I hadn't understood some of the words he used, but I gathered the general import of his explanation. "So this is what you did? Used my father's device for this… Future perception?"

"Sure did. Me and Miss McThane both. We spent so much time staring into the lens on that box, while it went flickity-flick into our eyeballs – Christ, I'm telling ya." He shook his head. "I've spent so much time in the Future… I don't really belong back in this time any more. That's why I talk like this, you know? This is the way some grandkid of mine is gonna talk some day. And I got the personality, too – a Future personality. I mean, I was pretty much of a crook before; but since I've taken on the characteristics of the way people are gonna be in the next century – jeez, I'm a real sharp dealer.
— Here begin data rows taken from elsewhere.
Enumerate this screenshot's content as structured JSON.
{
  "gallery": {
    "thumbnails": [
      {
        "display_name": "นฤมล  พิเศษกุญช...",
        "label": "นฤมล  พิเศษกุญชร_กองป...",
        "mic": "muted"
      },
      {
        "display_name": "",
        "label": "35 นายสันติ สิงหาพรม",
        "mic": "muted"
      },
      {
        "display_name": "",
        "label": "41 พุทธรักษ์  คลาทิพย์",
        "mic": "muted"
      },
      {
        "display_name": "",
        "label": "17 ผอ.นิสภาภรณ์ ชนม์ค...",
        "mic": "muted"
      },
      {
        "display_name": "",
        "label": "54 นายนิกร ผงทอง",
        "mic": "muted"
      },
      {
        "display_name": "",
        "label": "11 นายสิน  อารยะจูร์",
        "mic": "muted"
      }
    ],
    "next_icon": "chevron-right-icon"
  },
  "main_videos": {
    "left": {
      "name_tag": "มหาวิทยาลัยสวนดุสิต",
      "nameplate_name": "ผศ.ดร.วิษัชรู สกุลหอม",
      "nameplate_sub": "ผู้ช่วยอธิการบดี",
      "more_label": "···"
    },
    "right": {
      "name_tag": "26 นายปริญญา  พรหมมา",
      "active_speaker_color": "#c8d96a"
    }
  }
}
I guess it's just the way everybody's gonna be some day."

That was a daunting prospect. A world of Scapes – perhaps it was best that I was not meant to see anymore of such a dismal vista's approach.

"Actually," continued Scape, "I think I might've looked into it a little too much. All that flashing kinda screwed up my eyes – can't take anything too bright. That's why I wear the shades all the time. I guess it's a good thing that the device finally wore out and flew to pieces; otherwise I would've gone on staring into it until I was blind."

The subject worked a horrible fascination upon me. "What… what is the Future going to be like, then?"

"Hey, it's gonna be a gas," Scape assured me. "If you're into machines and stuff – like I am – you'd go for it. People are gonna have all kinds of shit. Do whatever they want with it. That's why it didn't faze me when ol' Bendray first told me about wanting to blow up the world. Hey – in the Future, everybody will want to!"

He had satisfied my curiosity; I wished to hear no further of these dreadful days to come. "This device, then, is no more?"